Conscious of their strong sexuality they are afraid that if they really let themselves go while making love, they will shock their partner. If only they knew how much most normal, average men appreciate and get an extra thrill out of enjoying sex with a passionate, uninhibited woman!
Men who have this good fortune are more apt to congratulate themselves on their own prowess as a lover, who is able to make a woman respond so intensely, than to attribute the woman's response to her sexuality.
Certainly, having a powerfully sexual woman in bed is a good way to help a man overcome his own inhibitions, especially where these may have led to a case of ejaculatory inhibition, though I doubt you would find many therapists who would prescribe sex with a highly aroused woman for men with delayed ejaculation!!
Girls who in their teens have formed strong emotional attachments with their fathers, and particularly those who have had recognizable sexualized desires, are very often incapable of reaching orgasm when they have sex with a man. In such case it is usually the unconscious feeling of guilt at betraying the father that sets up the block.
And there are girls who are so keen on providing their own sexual pleasure that they cannot co-operate with another human being, man or woman, even when that co-operation could lead to sexual pleasure for them.

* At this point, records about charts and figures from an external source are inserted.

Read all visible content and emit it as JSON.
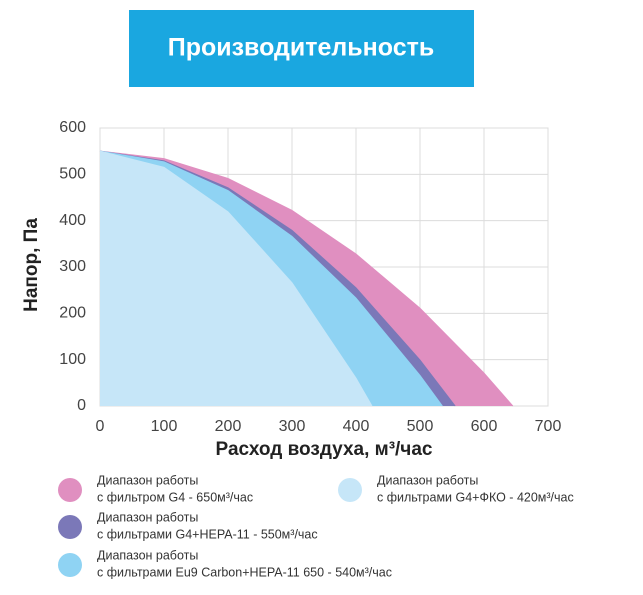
{
  "chart_data": {
    "type": "area",
    "title": "Производительность",
    "x_label": "Расход воздуха, м³/час",
    "y_label": "Напор, Па",
    "xlim": [
      0,
      700
    ],
    "xticks": [
      0,
      100,
      200,
      300,
      400,
      500,
      600,
      700
    ],
    "ylim": [
      0,
      600
    ],
    "yticks": [
      0,
      100,
      200,
      300,
      400,
      500,
      600
    ],
    "grid": true,
    "series": [
      {
        "name": [
          "Диапазон  работы",
          "с фильтром G4 - 650м³/час"
        ],
        "color": "#e08fc0",
        "x": [
          0,
          100,
          200,
          300,
          400,
          500,
          600,
          645
        ],
        "values": [
          550,
          534,
          491,
          422,
          328,
          211,
          71,
          0
        ]
      },
      {
        "name": [
          "Диапазон  работы",
          "с фильтрами G4+HEPA-11 - 550м³/час"
        ],
        "color": "#7b78b8",
        "x": [
          0,
          100,
          200,
          300,
          400,
          500,
          555
        ],
        "values": [
          550,
          529,
          471,
          379,
          255,
          99,
          0
        ]
      },
      {
        "name": [
          "Диапазон  работы",
          "с фильтрами Eu9 Carbon+HEPA-11 650 - 540м³/час"
        ],
        "color": "#8fd3f3",
        "x": [
          0,
          100,
          200,
          300,
          400,
          500,
          535
        ],
        "values": [
          550,
          527,
          465,
          366,
          233,
          66,
          0
        ]
      },
      {
        "name": [
          "Диапазон  работы",
          "с фильтрами G4+ФКО - 420м³/час"
        ],
        "color": "#c6e6f8",
        "x": [
          0,
          100,
          200,
          300,
          400,
          425
        ],
        "values": [
          550,
          515,
          419,
          266,
          60,
          0
        ]
      }
    ]
  }
}
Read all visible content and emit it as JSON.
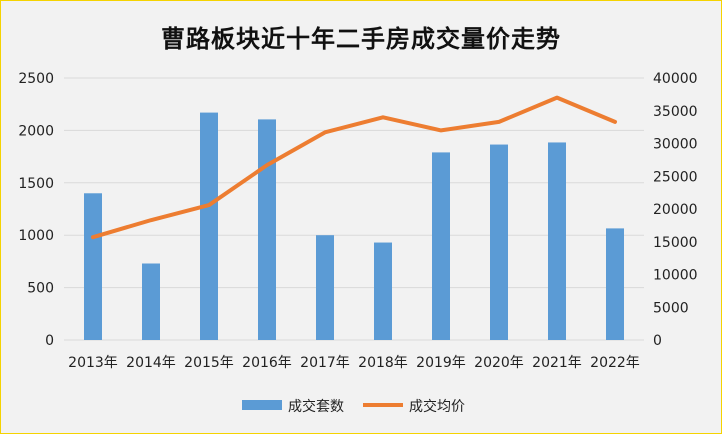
{
  "chart_data": {
    "type": "bar+line",
    "title": "曹路板块近十年二手房成交量价走势",
    "categories": [
      "2013年",
      "2014年",
      "2015年",
      "2016年",
      "2017年",
      "2018年",
      "2019年",
      "2020年",
      "2021年",
      "2022年"
    ],
    "series": [
      {
        "name": "成交套数",
        "type": "bar",
        "axis": "left",
        "color": "#5b9bd5",
        "values": [
          1400,
          730,
          2170,
          2105,
          1000,
          930,
          1790,
          1865,
          1885,
          1065
        ]
      },
      {
        "name": "成交均价",
        "type": "line",
        "axis": "right",
        "color": "#ed7d31",
        "values": [
          15700,
          18300,
          20600,
          26700,
          31700,
          34000,
          32000,
          33300,
          37000,
          33300
        ]
      }
    ],
    "ylim_left": [
      0,
      2500
    ],
    "yticks_left": [
      "0",
      "500",
      "1000",
      "1500",
      "2000",
      "2500"
    ],
    "ylim_right": [
      0,
      40000
    ],
    "yticks_right": [
      "0",
      "5000",
      "10000",
      "15000",
      "20000",
      "25000",
      "30000",
      "35000",
      "40000"
    ],
    "grid": true,
    "legend": "bottom"
  }
}
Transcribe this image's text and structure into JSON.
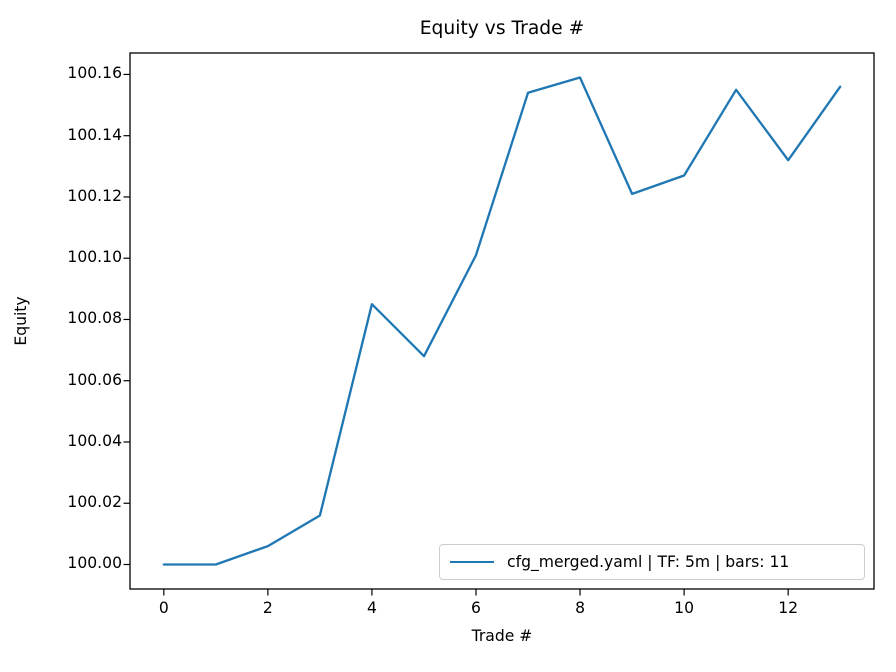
{
  "chart_data": {
    "type": "line",
    "title": "Equity vs Trade #",
    "xlabel": "Trade #",
    "ylabel": "Equity",
    "x": [
      0,
      1,
      2,
      3,
      4,
      5,
      6,
      7,
      8,
      9,
      10,
      11,
      12,
      13
    ],
    "series": [
      {
        "name": "cfg_merged.yaml | TF: 5m | bars: 11",
        "color": "#1f77b4",
        "values": [
          100.0,
          100.0,
          100.006,
          100.016,
          100.085,
          100.068,
          100.101,
          100.154,
          100.159,
          100.121,
          100.127,
          100.155,
          100.132,
          100.156
        ]
      }
    ],
    "xlim": [
      -0.65,
      13.65
    ],
    "ylim": [
      99.992,
      100.167
    ],
    "x_ticks": [
      0,
      2,
      4,
      6,
      8,
      10,
      12
    ],
    "x_tick_labels": [
      "0",
      "2",
      "4",
      "6",
      "8",
      "10",
      "12"
    ],
    "y_ticks": [
      100.0,
      100.02,
      100.04,
      100.06,
      100.08,
      100.1,
      100.12,
      100.14,
      100.16
    ],
    "y_tick_labels": [
      "100.00",
      "100.02",
      "100.04",
      "100.06",
      "100.08",
      "100.10",
      "100.12",
      "100.14",
      "100.16"
    ],
    "grid": false,
    "legend_position": "lower right",
    "axis_color": "#000000",
    "background_color": "#ffffff"
  },
  "legend": {
    "label": "cfg_merged.yaml | TF: 5m | bars: 11"
  }
}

But probably the greatest cause of anorgasmia is the legacy of sexual shame and guilt. Shame is somewhat different from guilt.
We feel guilty that we have not been able to control our actions sufficiently by moral strength or religious precept. Shame, on the other hand, is intensely personal because it springs from feelings of inadequacy.
Sexual inadequacy in the sexual sphere is, by any standard, much more devastating to self-respect than guilt can ever be.
It means more to men than women because men have taken too much to heart the idea that unless they can bring their partner to orgasm every time they make love, they are sexual failures.
In the past, a. man measured his sexual self-esteem by the case with which he could produce an erection, the strength of the erection and his fertility index.
Nowadays, he regards his cock and being able to get an erection reliably without any sign of erectile dysfunction as the most important sign of his maleness and sexual adequacy.